Dugaan

128 18 6
                                    

===========

Belum tahu juga? Ya sudah, tunggu saja, nanti juga tahu. -Fakih

===========

Suara gemuruh di langit sudah saling bersahutan. Seakan berlomba siapa yang paling besar bergemuruh sambil memberi tahu mahluk bumi bahwa hujan sebentar lagi datang. Awan abu sudah berdiam diri sedari tadi di sana. Menahan beban air yang siap tumpah kapan saja. Lingkaran mentari bersembunyi dibalik kelamnya langit. Malu-malu menampakkan diri sekarang.

Di bulan-bulan seperti ini memang sering terjadi hujan. Salah satunya di bulan januari ini. Hujan bisa turun 3 kali sehari, membuat tanaman tumbuh subur pula jemuran yang masih anyep belum kering.

Saat ini, aku bersama Silsi sedang berlomba mengayuh melawan waktu. Berharap ada tambahan waktu agar tidak hujan dulu sebelum kami tiba di rumah. lelahnya kaki ditambah seragam yang tak berbentuk lagi, sudah kami lupakan tuk kali ini. Masalah perlombaan melawan waktu, tak bisa di ganggu gugat.

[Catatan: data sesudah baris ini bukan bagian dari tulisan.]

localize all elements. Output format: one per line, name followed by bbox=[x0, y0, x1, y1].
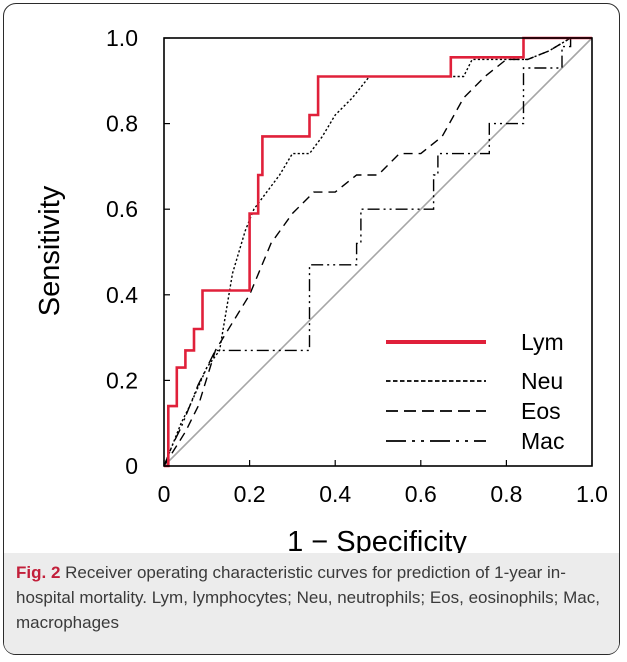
y-tick-label: 0.4 bbox=[106, 282, 138, 308]
roc-chart: 0 0.2 0.4 0.6 0.8 1.0 0 0.2 0.4 0.6 0.8 1.0 1 − Spe… bbox=[34, 25, 608, 553]
legend: Lym Neu Eos Mac bbox=[386, 329, 564, 454]
caption-text: Receiver operating characteristic curves… bbox=[16, 563, 600, 632]
figure-caption: Fig. 2 Receiver operating characteristic… bbox=[16, 560, 612, 635]
legend-label-lym: Lym bbox=[521, 329, 564, 355]
axes-layer bbox=[163, 37, 593, 467]
series-line-lym bbox=[164, 36, 592, 468]
x-tick-label: 0 bbox=[158, 481, 171, 507]
x-tick-label: 0.8 bbox=[490, 481, 522, 507]
legend-label-mac: Mac bbox=[521, 428, 564, 454]
x-tick-label: 0.6 bbox=[405, 481, 437, 507]
reference-diagonal-line bbox=[163, 37, 593, 467]
y-axis-label: Sensitivity bbox=[34, 185, 66, 316]
x-tick-label: 0.2 bbox=[234, 481, 266, 507]
legend-label-eos: Eos bbox=[521, 398, 561, 424]
figure-label: Fig. 2 bbox=[16, 563, 61, 582]
y-tick-label: 1.0 bbox=[106, 25, 138, 51]
x-tick-label: 0.4 bbox=[319, 481, 351, 507]
tick-labels-layer: 0 0.2 0.4 0.6 0.8 1.0 0 0.2 0.4 0.6 0.8 1.0 bbox=[106, 25, 608, 507]
x-tick-label: 1.0 bbox=[576, 481, 608, 507]
figure-frame bbox=[3, 3, 620, 655]
y-tick-label: 0.6 bbox=[106, 196, 138, 222]
series-line-mac bbox=[163, 37, 592, 467]
plot-area-border bbox=[163, 37, 593, 467]
y-tick-label: 0 bbox=[125, 453, 138, 479]
x-axis-label: 1 − Specificity bbox=[287, 526, 467, 553]
reference-line-layer bbox=[163, 37, 593, 467]
series-layer bbox=[163, 36, 592, 468]
y-tick-label: 0.8 bbox=[106, 111, 138, 137]
legend-label-neu: Neu bbox=[521, 368, 563, 394]
series-line-neu bbox=[163, 37, 592, 467]
caption-panel: Fig. 2 Receiver operating characteristic… bbox=[4, 553, 619, 654]
y-tick-label: 0.2 bbox=[106, 367, 138, 393]
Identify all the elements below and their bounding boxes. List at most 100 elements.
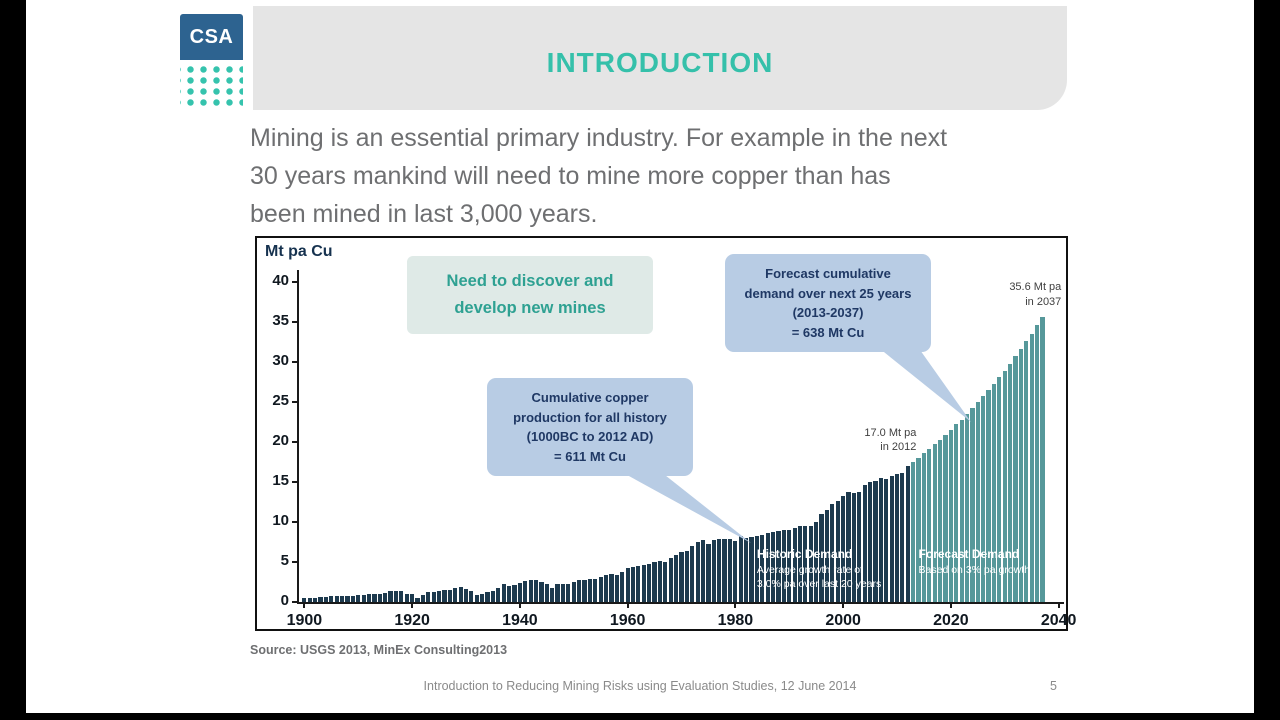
chart-y-axis-title: Mt pa Cu — [265, 243, 333, 260]
bar — [393, 590, 399, 602]
bar — [345, 596, 350, 602]
callout-line: (2013-2037) — [792, 305, 864, 320]
y-tick — [292, 361, 299, 363]
page-number: 5 — [1050, 679, 1057, 693]
bar — [674, 554, 679, 602]
bar — [986, 390, 991, 602]
bar — [560, 583, 566, 602]
x-tick-label: 2000 — [825, 612, 861, 629]
y-tick-label: 20 — [272, 432, 289, 449]
bar — [496, 588, 501, 602]
bar — [523, 581, 528, 602]
bar — [932, 444, 937, 602]
x-tick — [411, 602, 414, 608]
bar — [426, 592, 431, 602]
x-tick — [303, 602, 306, 608]
bar — [841, 496, 846, 602]
callout-line: production for all history — [513, 409, 667, 425]
bar — [302, 598, 307, 602]
header-band: INTRODUCTION — [253, 6, 1067, 110]
bar — [485, 592, 490, 602]
bar — [911, 462, 916, 602]
bar — [313, 597, 318, 602]
bar — [695, 542, 700, 602]
y-tick — [292, 561, 299, 563]
x-tick-label: 1940 — [502, 612, 538, 629]
x-tick-label: 1980 — [717, 612, 754, 629]
bar — [657, 561, 663, 602]
bar — [997, 377, 1002, 602]
bar — [975, 402, 980, 602]
callout-line: develop new mines — [454, 299, 606, 318]
body-line-1: Mining is an essential primary industry.… — [250, 124, 948, 152]
bar — [388, 591, 393, 602]
bar — [458, 586, 463, 602]
bar — [819, 514, 824, 602]
bar — [894, 474, 900, 602]
bar — [706, 543, 711, 602]
bar — [765, 533, 770, 602]
bar — [577, 580, 582, 602]
bar — [830, 504, 835, 602]
bar — [474, 594, 479, 602]
bar — [652, 562, 657, 602]
bar — [636, 566, 641, 602]
bar — [307, 597, 312, 602]
y-tick — [292, 441, 299, 443]
bar — [447, 590, 452, 602]
footer-text: Introduction to Reducing Mining Risks us… — [423, 679, 857, 693]
bar — [889, 475, 894, 602]
body-line-3: been mined in last 3,000 years. — [250, 200, 598, 228]
body-line-2: 30 years mankind will need to mine more … — [250, 162, 891, 190]
csa-logo-dots-icon — [180, 62, 243, 106]
bar — [442, 590, 447, 602]
chart: Mt pa Cu 0 5 10 15 20 25 30 35 40 1900 1920 1940 196… — [255, 236, 1076, 631]
bar — [776, 530, 781, 602]
bar — [943, 434, 948, 602]
bar — [420, 594, 425, 602]
letterbox-left — [0, 0, 26, 720]
x-tick — [518, 602, 521, 608]
series-label: Historic Demand Average growth rate of 3.0… — [756, 546, 882, 590]
y-tick — [292, 281, 299, 283]
bar — [690, 546, 695, 602]
bar — [469, 590, 474, 602]
bar — [539, 582, 544, 602]
bar — [851, 493, 856, 602]
x-tick — [842, 602, 845, 608]
y-tick — [292, 321, 299, 323]
bar — [991, 383, 997, 602]
bar — [517, 582, 522, 602]
bar — [582, 579, 587, 602]
bar — [1034, 325, 1040, 602]
bar — [318, 597, 323, 602]
bar — [383, 593, 388, 602]
y-tick-label: 35 — [272, 312, 289, 329]
y-tick-label: 5 — [280, 552, 289, 569]
bar — [754, 535, 759, 602]
bar — [878, 478, 883, 602]
bar — [404, 594, 409, 602]
letterbox-right — [1254, 0, 1280, 720]
bar — [921, 453, 927, 602]
bar — [824, 510, 830, 602]
bar — [415, 597, 420, 602]
bar — [884, 478, 889, 602]
y-tick-label: 10 — [272, 512, 289, 529]
bar — [760, 534, 765, 602]
bar — [905, 466, 910, 602]
callout-need-new-mines: Need to discover and develop new mines — [407, 256, 653, 335]
bar — [873, 481, 878, 602]
callout-line: = 638 Mt Cu — [791, 324, 865, 340]
callout-line: = 611 Mt Cu — [554, 448, 626, 464]
bar — [1013, 356, 1018, 602]
y-tick — [292, 601, 299, 603]
bar — [867, 482, 873, 602]
y-tick — [292, 521, 299, 523]
x-tick-label: 1920 — [394, 612, 430, 629]
csa-logo: CSA — [180, 14, 243, 106]
bar — [544, 584, 549, 602]
bar — [377, 594, 382, 602]
bar — [679, 551, 684, 602]
bar — [587, 578, 592, 602]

Ku lihat Silsi, wajahnya sudah basah bermandikan keringat. Napasnya dapat terdengar terengah-engah. Kasihan pula aku melihatnya. Tapi, ya mau gimana lagi. Keadaannya sama denganku sekarang ini.

Tess..

Tetes air pertama jatuh diikuti ribuan tetes berikutnya. Suara derasnya hujan sudah terdengar sekarang. Angin berhembus miring menemani hujan yang sendiri. Jarak penglihatan kini hanya mampu dicapai beberapa meter saja. banyaknya butiran air yang jatuh, menyamarkan penglihatan kami. Suara petir sudah terdengar jelas di samping telinga. Sementara beberapa meter lagi, kami sampai di rumah.

***

"Kak, kuaci beli di mana?" Silsi meraih segenggam kuaci lalu memakannya sambil berselimut hangat di sofa. Badannya sudah kering sedari tadi setelah mandi.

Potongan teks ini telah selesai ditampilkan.